For instance, think of the debate over the interpretation of interspecific allometric scaling exponents. When you plot, say, metabolic rate vs. body size for a bunch of species, a power law relationship with an exponent of 0.75 explains a lot of the variation. Individual species and clades deviate from this average relationship, of course, but that’s the average. One school of thought sees this as a hugely significant biological fact (e.g., Brown et al. 2004). We can develop alternative models to try to explain this average exponent. And we can use the average metabolic rate-body size allometry as a baseline and try to explain why particular species or clades deviate from it. An opposing school of thought notes that different clades deviate from the average allometry in different ways and concludes that the average allometry is a meaningless epiphenomenon (e.g., Reich et al. 2006). There is no “universal” metabolic rate-body size allometry. Rather, the clade-specific allometries are real, and different from one another. It’s those clade-specific allometries we should seek to explain and predict. Presumably with clade-specific explanations that don’t involve deviations from some purportedly-universal baseline.
As another example, a lot of debate about the “units” or “levels” of selection in evolution comes down to the interpretation of the average fitnesses of different entities (see Charles Goodnight’s entire blog). As a third example, one of the arguments for doing macroecology is that a lot of uninterpretable, idiosyncratic variability washes out at large scales, revealing average behavior that’s worth studying.* On the other hand, such averages arguably are highly uninformative about the underlying biological processes, and so arguably aren’t very helpful, at least not if your goal is to learn something about biology. Outside of ecology and evolution, think of the debate in psychology over whether g (“general intelligence”) is a real and important human trait, or a meaningless statistical artifact. And I’m sure you can think of other examples. Indeed, there are whole fields that have a methodological commitment to focusing on variability, while others have the opposite commitment (think evolutionary biology vs. developmental biology).

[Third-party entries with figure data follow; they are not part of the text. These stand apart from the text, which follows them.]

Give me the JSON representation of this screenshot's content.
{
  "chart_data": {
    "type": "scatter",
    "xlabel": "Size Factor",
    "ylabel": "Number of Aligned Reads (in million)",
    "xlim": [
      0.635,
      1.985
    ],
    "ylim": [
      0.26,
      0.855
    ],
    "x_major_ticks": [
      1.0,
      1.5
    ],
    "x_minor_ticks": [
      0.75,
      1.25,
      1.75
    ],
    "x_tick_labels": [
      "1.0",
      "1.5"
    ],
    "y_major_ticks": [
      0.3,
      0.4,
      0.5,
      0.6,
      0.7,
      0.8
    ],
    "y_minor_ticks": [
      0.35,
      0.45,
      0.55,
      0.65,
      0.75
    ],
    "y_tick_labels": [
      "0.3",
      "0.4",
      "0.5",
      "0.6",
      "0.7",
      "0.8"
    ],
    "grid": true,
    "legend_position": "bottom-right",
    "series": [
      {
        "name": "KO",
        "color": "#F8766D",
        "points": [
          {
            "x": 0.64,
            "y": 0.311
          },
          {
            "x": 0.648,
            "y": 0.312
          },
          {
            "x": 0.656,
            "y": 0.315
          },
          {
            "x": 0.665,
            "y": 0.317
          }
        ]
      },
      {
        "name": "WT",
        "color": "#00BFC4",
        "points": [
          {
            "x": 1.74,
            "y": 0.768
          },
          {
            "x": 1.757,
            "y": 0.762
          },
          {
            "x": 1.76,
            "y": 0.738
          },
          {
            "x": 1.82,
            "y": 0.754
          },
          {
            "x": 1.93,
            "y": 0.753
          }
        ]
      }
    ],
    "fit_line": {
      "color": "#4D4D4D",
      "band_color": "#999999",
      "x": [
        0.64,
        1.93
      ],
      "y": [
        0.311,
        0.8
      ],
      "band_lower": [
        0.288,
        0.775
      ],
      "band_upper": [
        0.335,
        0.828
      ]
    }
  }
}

For each of the examples mentioned above, there’s a big literature on the pros and cons of taking some average as primary, vs. taking that same average as an unimportant epiphenomenon. But is there anything that can be said in general about when the former approach or the latter approach makes more sense as a research strategy?**
For instance, in ecology and evolution a lot of valuable theoretical and empirical research on allometric relationships has come out of the school of thought that sees average allometries as important, universal biological phenomena. Even if much of that work turns out to be incorrect, I suspect that the hypothesis of a universal, meaningful allometric exponent was the more fruitful working hypothesis. That is, I suspect we wouldn’t have learned as much about organismal form and function if we’d instead gone with the working hypothesis that variation is primary. But on the other hand, I’m sure you, like Andrew Gelman, can think of situations in which focusing on estimating and explaining the “true” average value of some quantity was never a promising research strategy. And I’m sure you can think of cases in which one can make significant progress either by taking the average as primary, or by taking variation around the average as primary.

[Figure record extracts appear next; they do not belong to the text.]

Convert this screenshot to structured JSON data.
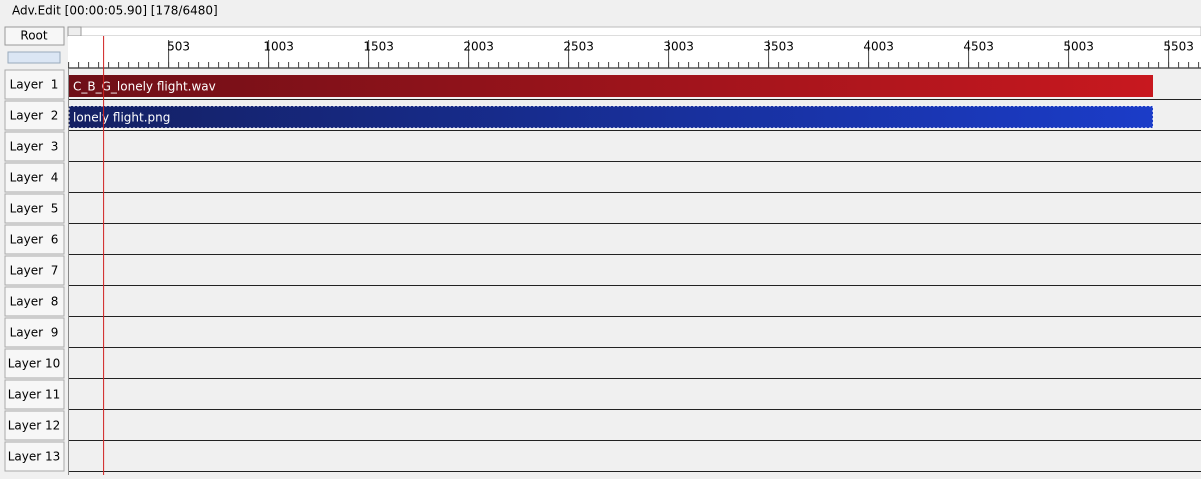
{
  "window": {
    "title": "Adv.Edit [00:00:05.90] [178/6480]"
  },
  "root_button": "Root",
  "ruler": {
    "ticks": [
      503,
      1003,
      1503,
      2003,
      2503,
      3003,
      3503,
      4003,
      4503,
      5003,
      5503
    ]
  },
  "layers": [
    "Layer  1",
    "Layer  2",
    "Layer  3",
    "Layer  4",
    "Layer  5",
    "Layer  6",
    "Layer  7",
    "Layer  8",
    "Layer  9",
    "Layer 10",
    "Layer 11",
    "Layer 12",
    "Layer 13"
  ],
  "clips": [
    {
      "layer": 0,
      "label": "C_B_G_lonely flight.wav",
      "kind": "audio"
    },
    {
      "layer": 1,
      "label": "lonely flight.png",
      "kind": "image"
    }
  ]
}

Anyone know if some historian or philosopher of science has done a comparative study of debates about the interpretation of averages, trying to identify the circumstances in which “average-focused” vs. “variability-focused” research strategies are most fruitful?** If so, I’d love to read it. If not, somebody should do it.

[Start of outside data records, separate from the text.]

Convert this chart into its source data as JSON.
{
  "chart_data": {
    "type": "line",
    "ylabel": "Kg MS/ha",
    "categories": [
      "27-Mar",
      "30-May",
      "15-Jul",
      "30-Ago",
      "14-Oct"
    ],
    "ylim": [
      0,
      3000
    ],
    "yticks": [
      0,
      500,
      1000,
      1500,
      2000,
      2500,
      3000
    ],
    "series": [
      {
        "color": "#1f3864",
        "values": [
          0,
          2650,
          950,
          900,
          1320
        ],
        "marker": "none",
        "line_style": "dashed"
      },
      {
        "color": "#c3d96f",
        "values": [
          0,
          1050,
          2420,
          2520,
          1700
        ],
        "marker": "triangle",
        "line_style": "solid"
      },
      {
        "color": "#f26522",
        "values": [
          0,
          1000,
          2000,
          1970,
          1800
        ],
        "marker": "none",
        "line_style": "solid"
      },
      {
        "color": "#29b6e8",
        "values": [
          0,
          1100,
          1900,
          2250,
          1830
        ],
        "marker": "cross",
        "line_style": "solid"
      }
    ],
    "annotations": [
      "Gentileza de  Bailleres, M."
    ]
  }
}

UPDATE: You should totally check out the comment thread, it’s very good. Especially this comment from Simon Hart, reminding us that in a nonlinear, nonadditive world, it’s often essential to focus on averages (and understand how said averages are affected by the nonlinearities and nonadditivities you’re averaging across). I have a series of old posts on this in the context of modern coexistence theory; starts here.
**Beyond the obvious point that focusing on the average probably (not always!) makes sense if there’s hardly any variation around the average.